Im Zentrum stehen Marktentwicklungen, zukünftige Herausforderungen und konkrete Lösungsansätze. Der erste Teil des Programms widmet sich strategischen Fragen, während im zweiten Teil Fachwissen vermittelt wird – unter anderem mit Einblicken in die Welt der Hefen. Der Summit versteht sich bewusst als Plattform für Zusammenarbeit: Gemeinsam sollen Innovationen schneller vorangetrieben und neue Zielgruppen erschlossen werden.
Pre-Opening mit Frühstück und PET-Talk
Der Freitag, 6. Februar, beginnt mit einem exklusiven Pre-Opening. Ab 8.30 Uhr sind Fachbesucherinnen und -besucher zu einem Flying Frühstück eingeladen. Es folgt der PET-Talk, moderiert von Roland Wyss, Chefredaktor von foodaktuell.

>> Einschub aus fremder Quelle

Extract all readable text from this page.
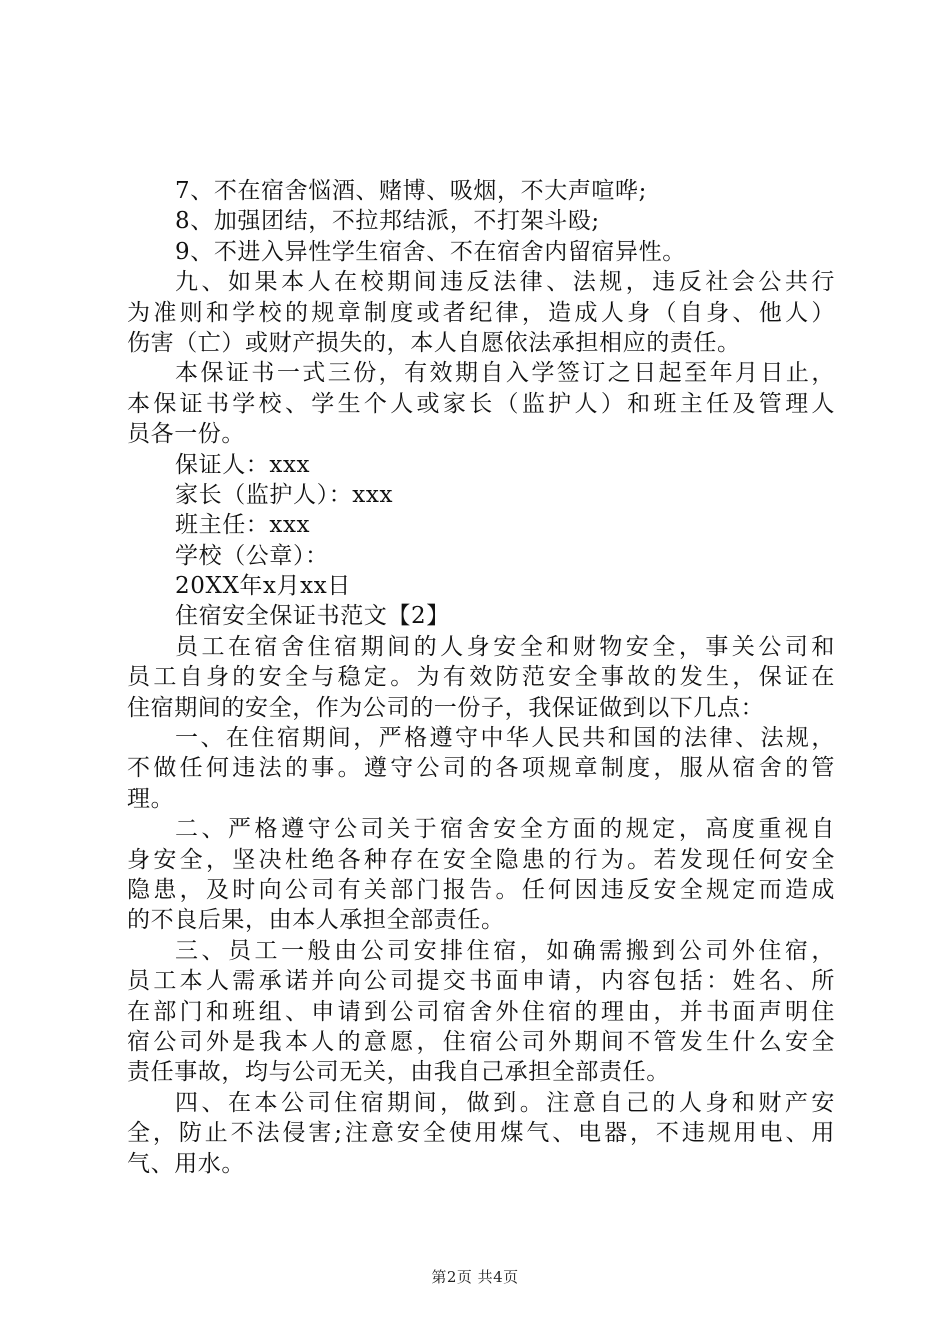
7、不在宿舍悩酒、赌博、吸烟，不大声喧哗;
8、加强团结，不拉邦结派，不打架斗殴;
9、不进入异性学生宿舍、不在宿舍内留宿异性。
九、如果本人在校期间违反法律、法规，违反社会公共行
为准则和学校的规章制度或者纪律，造成人身（自身、他人）
伤害（亡）或财产损失的，本人自愿依法承担相应的责任。
本保证书一式三份，有效期自入学签订之日起至年月日止，
本保证书学校、学生个人或家长（监护人）和班主任及管理人
员各一份。
保证人：xxx
家长（监护人）：xxx
班主任：xxx
学校（公章）：
20XX年x月xx日
住宿安全保证书范文【2】
员工在宿舍住宿期间的人身安全和财物安全，事关公司和
员工自身的安全与稳定。为有效防范安全事故的发生，保证在
住宿期间的安全，作为公司的一份子，我保证做到以下几点：
一、在住宿期间，严格遵守中华人民共和国的法律、法规，
不做任何违法的事。遵守公司的各项规章制度，服从宿舍的管
理。
二、严格遵守公司关于宿舍安全方面的规定，高度重视自
身安全，坚决杜绝各种存在安全隐患的行为。若发现任何安全
隐患，及时向公司有关部门报告。任何因违反安全规定而造成
的不良后果，由本人承担全部责任。
三、员工一般由公司安排住宿，如确需搬到公司外住宿，
员工本人需承诺并向公司提交书面申请，内容包括：姓名、所
在部门和班组、申请到公司宿舍外住宿的理由，并书面声明住
宿公司外是我本人的意愿，住宿公司外期间不管发生什么安全
责任事故，均与公司无关，由我自己承担全部责任。
四、在本公司住宿期间，做到。注意自己的人身和财产安
全，防止不法侵害;注意安全使用煤气、电器，不违规用电、用
气、用水。
第2页 共4页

Im Mittelpunkt stehen Automatisierung, Digitalisierung und nachhaltige Verpackungslösungen. Referenten aus Industrie und Technologie beleuchten unter anderem energieeffiziente Produktionskonzepte, ergonomische Arbeitsplätze, Design for Recycling sowie die Auswirkungen der EU-Verpackungsverordnung auf die Schweizer Getränkebranche. Das Pre-Opening bietet damit nicht nur fachliche Impulse, sondern auch frühe Networking-Möglichkeiten vor der offiziellen Messeeröffnung um 10 Uhr.
Wissen, Technologie und Innovation im Rahmenprogramm
Auch darüber hinaus bietet die GLUG ein vielseitiges Fachprogramm. Thematisiert werden unter anderem moderne Filtrationstechnologien für Wein, Bier, Säfte und Sirupe, neue Ansätze in der Qualitätssicherung mit schneller mikrobiologischer Analytik sowie Fortschritte in der Getränkeanalytik – von alkoholfrei bis hochprozentig.
Ein weiterer Schwerpunkt liegt auf Innovationen und Start-ups. Im Innovationsforum präsentiert Swiss Food Research ausgewählte Jungunternehmen und Projekte aus der Schweizer FoodTech-Szene. Sie zeigen, wie Forschung, Unternehmertum und Nachhaltigkeit zusammenwirken können, um die Ernährung und Getränkeproduktion der Zukunft ressourcenschonend und genussvoll zu gestalten.
Neue Rohstoffe für Bier und Getränke
Zukunftsweisend ist auch der Blick auf alternative Rohstoffe. Vorgestellt wird unter anderem ein neuartiges Hopfenprodukt, das die Eigenschaften von Grünhopfen nahezu vollständig erhält und besonders aromaintensive Biere ermöglicht. Ergänzt wird dies durch Konzepte für regenerativen Hopfenersatz auf Basis von Nutzhanf. Angesichts des klimabedingt rückläufigen Hopfenertrags eröffnen solche Ansätze neue Perspektiven für Brauereien und Getränkehersteller – inklusive Degustationen und direktem Austausch mit den Entwicklern.